Trois fois déjà, “Hülki” avait frôlé le podium en terminant quatrième, mais c’est à Silverstone qu’il a enfin brisé cette malédiction. Le plus grand frein dans sa carrière reste l’absence de la possibilité de piloter pour l’un des meilleurs teams de la discipline.
Selon Helmut Marko, Red Bull avait envisagé de signer Hülkenberg en 2020, lorsqu’il était sans volant, car ses qualités étaient indéniables. Il aurait dû devenir coéquipier de Max Verstappen en 2021. Finalement, l’équipe a choisi Sergio Pérez, dont la victoire en 2020 avec Racing Point a pesé dans la balance. Hülkenberg a alors dû respecter sa retraite sportive temporaire.
Les liens avec Ferrari ont aussi failli se concrétiser. En 2013, des négociations très poussées ont été entamées avec l’équipe italienne, dirigée alors par Stefano Domenicali, aujourd’hui PDG de la Formule 1. Ferrari avait même préparé un contrat de 45 pages, finement négocié, prêt à être signé.
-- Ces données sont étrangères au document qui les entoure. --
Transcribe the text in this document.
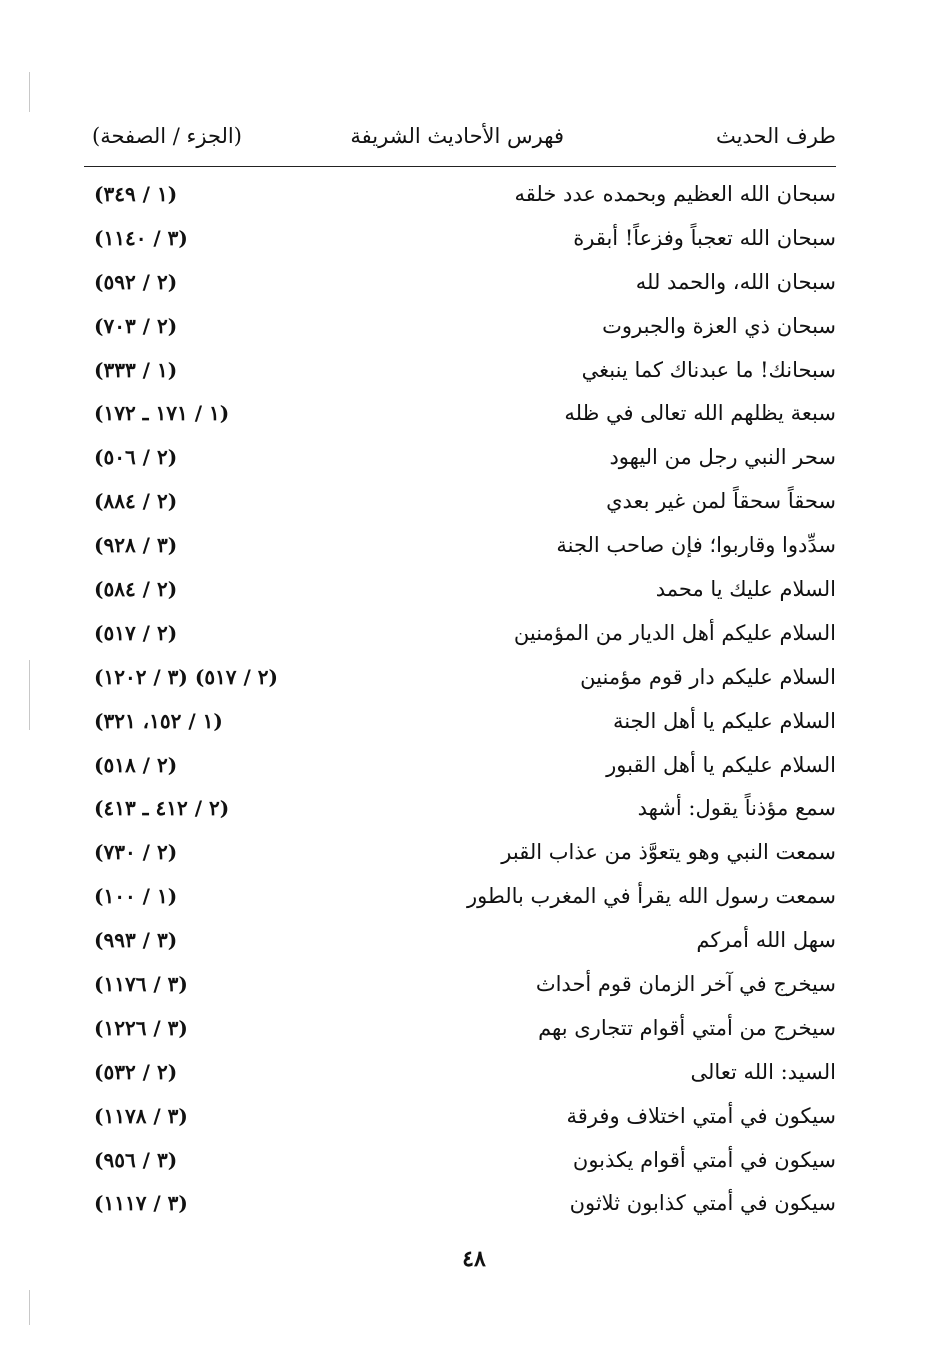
طرف الحديث
فهرس الأحاديث الشريفة
(الجزء / الصفحة)
سبحان الله العظيم وبحمده عدد خلقه
(١ / ٣٤٩)
سبحان الله تعجباً وفزعاً! أبقرة
(٣ / ١١٤٠)
سبحان الله، والحمد لله
(٢ / ٥٩٢)
سبحان ذي العزة والجبروت
(٢ / ٧٠٣)
سبحانك! ما عبدناك كما ينبغي
(١ / ٣٣٣)
سبعة يظلهم الله تعالى في ظله
(١ / ١٧١ ـ ١٧٢)
سحر النبي رجل من اليهود
(٢ / ٥٠٦)
سحقاً سحقاً لمن غير بعدي
(٢ / ٨٨٤)
سدِّدوا وقاربوا؛ فإن صاحب الجنة
(٣ / ٩٢٨)
السلام عليك يا محمد
(٢ / ٥٨٤)
السلام عليكم أهل الديار من المؤمنين
(٢ / ٥١٧)
السلام عليكم دار قوم مؤمنين
(٢ / ٥١٧) (٣ / ١٢٠٢)
السلام عليكم يا أهل الجنة
(١ / ١٥٢، ٣٢١)
السلام عليكم يا أهل القبور
(٢ / ٥١٨)
سمع مؤذناً يقول: أشهد
(٢ / ٤١٢ ـ ٤١٣)
سمعت النبي وهو يتعوَّذ من عذاب القبر
(٢ / ٧٣٠)
سمعت رسول الله يقرأ في المغرب بالطور
(١ / ١٠٠)
سهل الله أمركم
(٣ / ٩٩٣)
سيخرج في آخر الزمان قوم أحداث
(٣ / ١١٧٦)
سيخرج من أمتي أقوام تتجارى بهم
(٣ / ١٢٢٦)
السيد: الله تعالى
(٢ / ٥٣٢)
سيكون في أمتي اختلاف وفرقة
(٣ / ١١٧٨)
سيكون في أمتي أقوام يكذبون
(٣ / ٩٥٦)
سيكون في أمتي كذابون ثلاثون
(٣ / ١١١٧)
٤٨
Mais Sergio Marchionne, le patron de la Scuderia à l’époque, a bloqué la signature à la dernière minute, sans jamais donner d’explication claire à Hülkenberg.
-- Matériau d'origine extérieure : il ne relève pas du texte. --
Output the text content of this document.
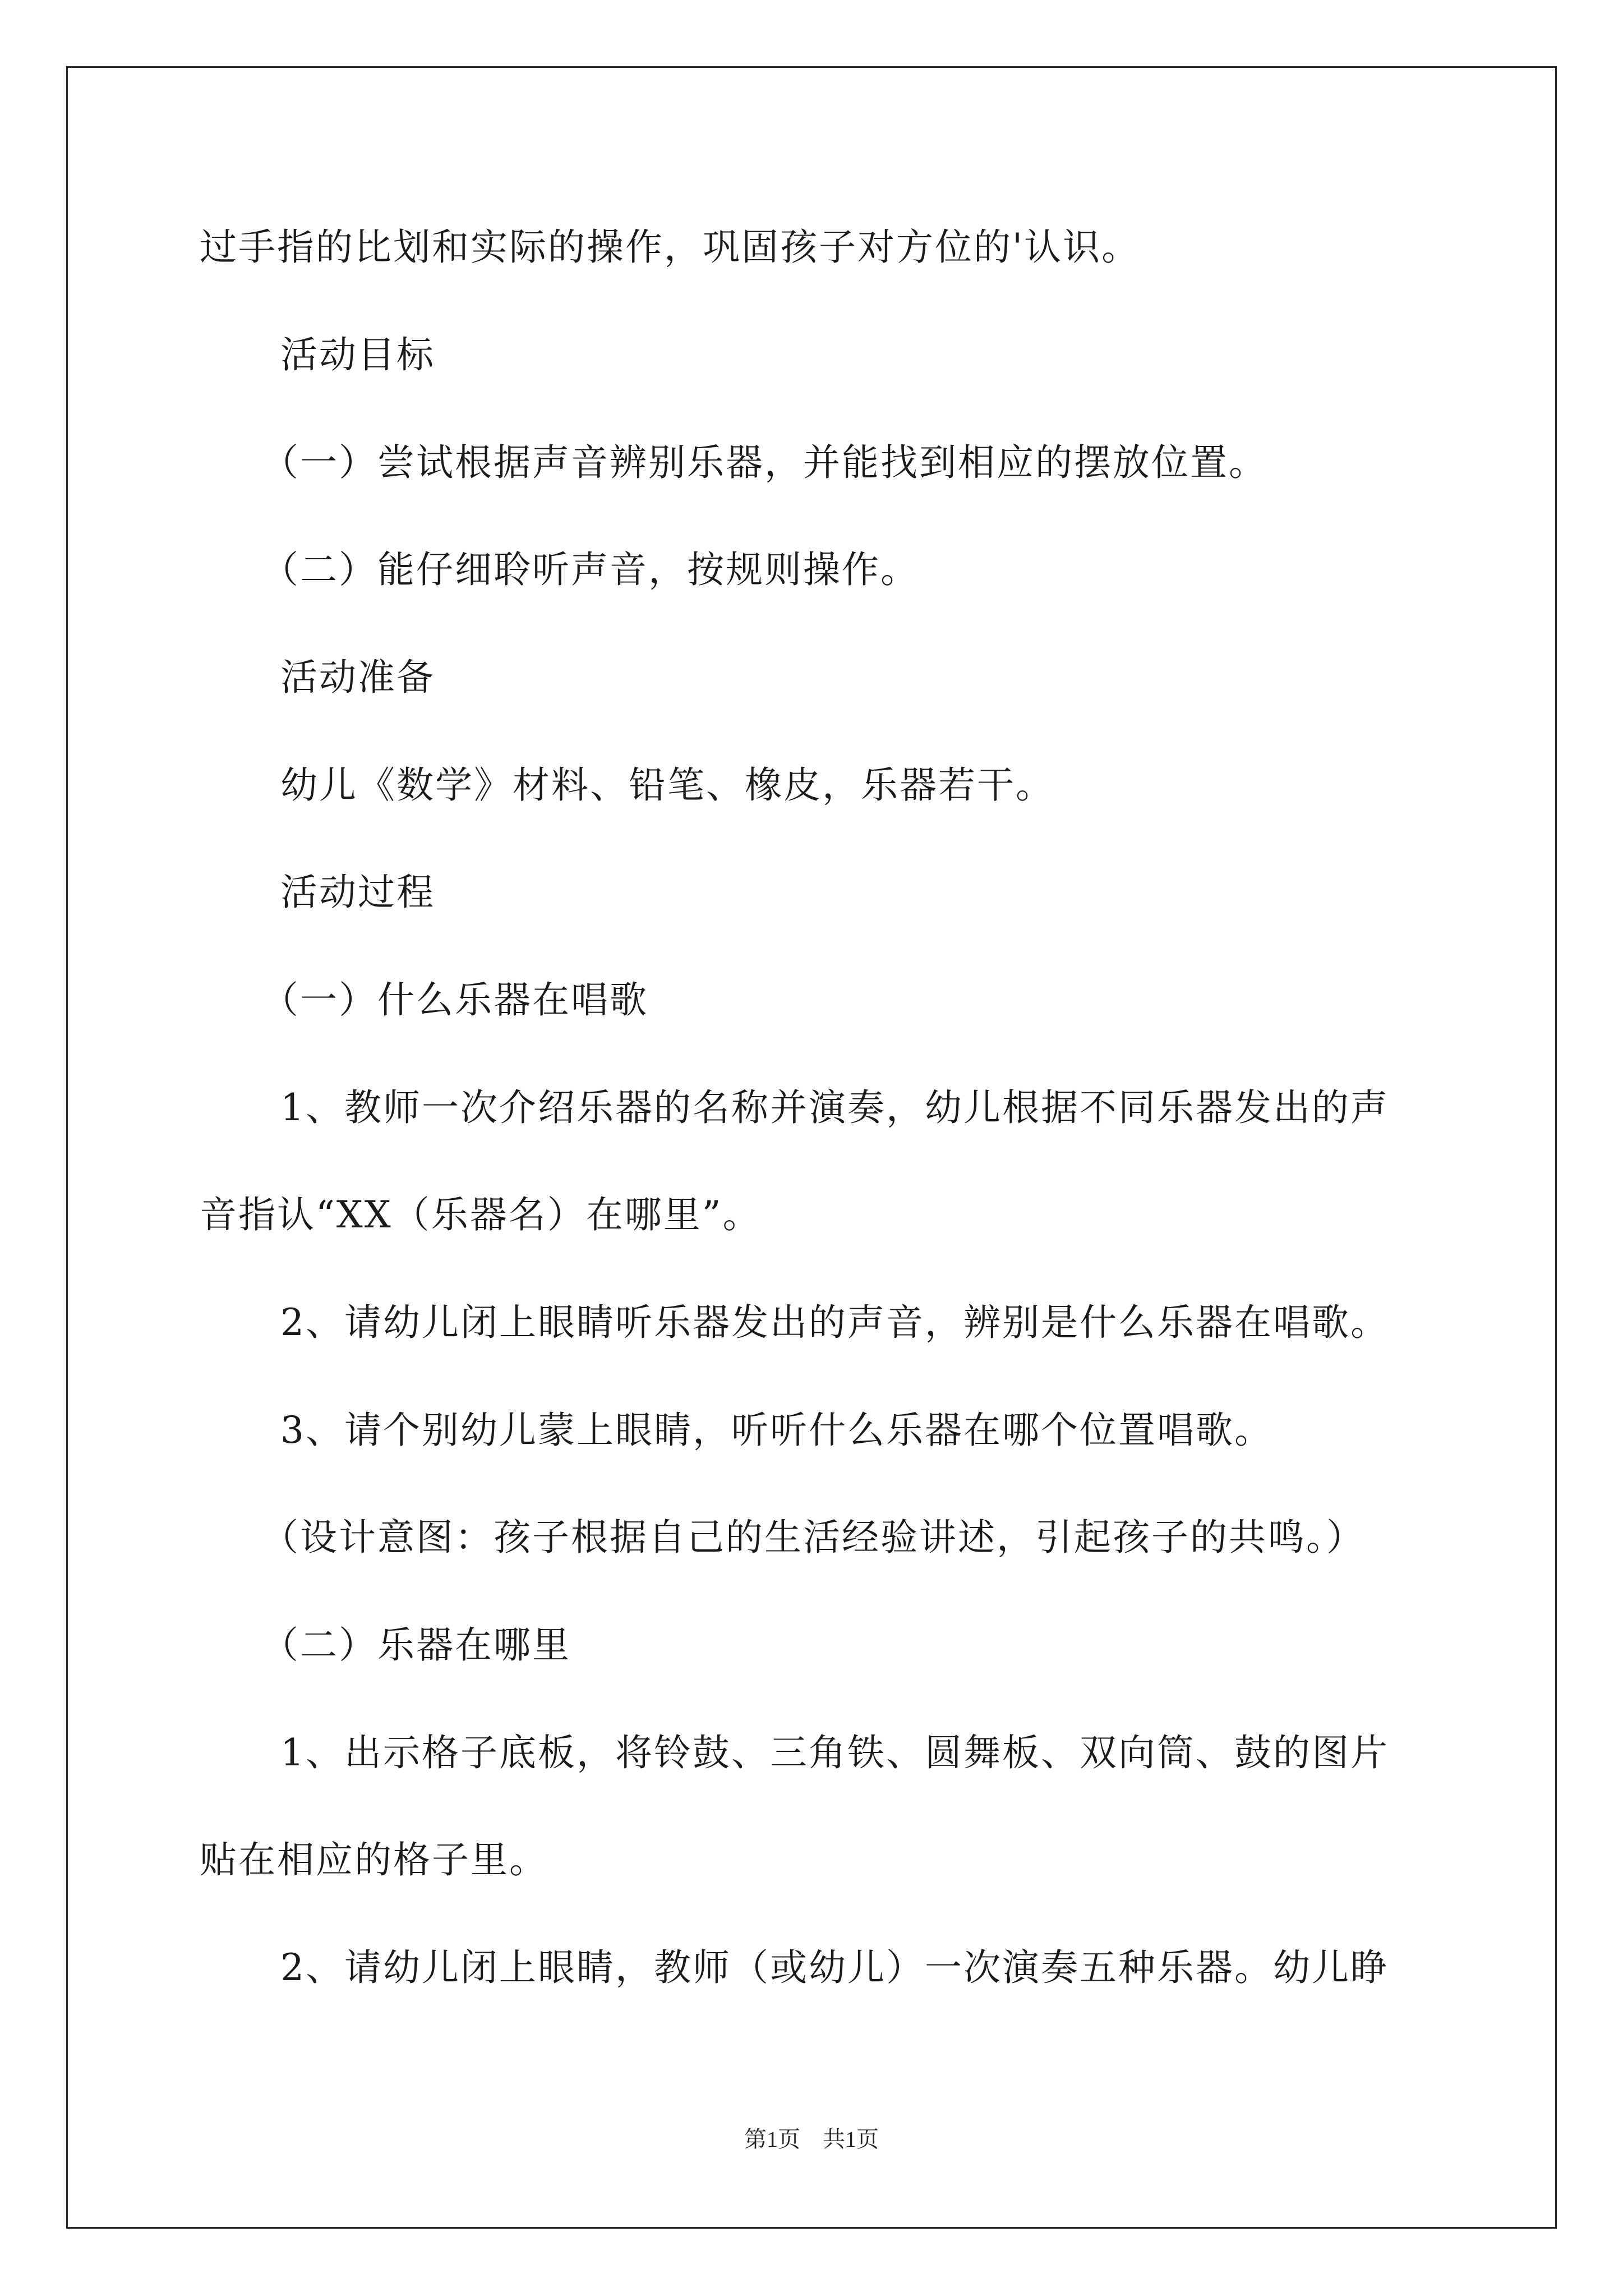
过手指的比划和实际的操作，巩固孩子对方位的'认识。
活动目标
（一）尝试根据声音辨别乐器，并能找到相应的摆放位置。
（二）能仔细聆听声音，按规则操作。
活动准备
幼儿《数学》材料、铅笔、橡皮，乐器若干。
活动过程
（一）什么乐器在唱歌
1、教师一次介绍乐器的名称并演奏，幼儿根据不同乐器发出的声
音指认“XX（乐器名）在哪里”。
2、请幼儿闭上眼睛听乐器发出的声音，辨别是什么乐器在唱歌。
3、请个别幼儿蒙上眼睛，听听什么乐器在哪个位置唱歌。
（设计意图：孩子根据自己的生活经验讲述，引起孩子的共鸣。）
（二）乐器在哪里
1、出示格子底板，将铃鼓、三角铁、圆舞板、双向筒、鼓的图片
贴在相应的格子里。
2、请幼儿闭上眼睛，教师（或幼儿）一次演奏五种乐器。幼儿睁
第1页　共1页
Peu nostalgique, Hülkenberg vit le présent sans s’encombrer des souvenirs ou des attentes futures. Sa prochaine étape semble être Audi, qui prend le relais de Sauber en tant qu’écurie usine dès la saison prochaine. Audi vise, dans un horizon de quatre ans, à rivaliser pour les titres mondiaux, et Hülkenberg est appelé à jouer un rôle clé dans cette ambition, grâce à son expérience précieuse.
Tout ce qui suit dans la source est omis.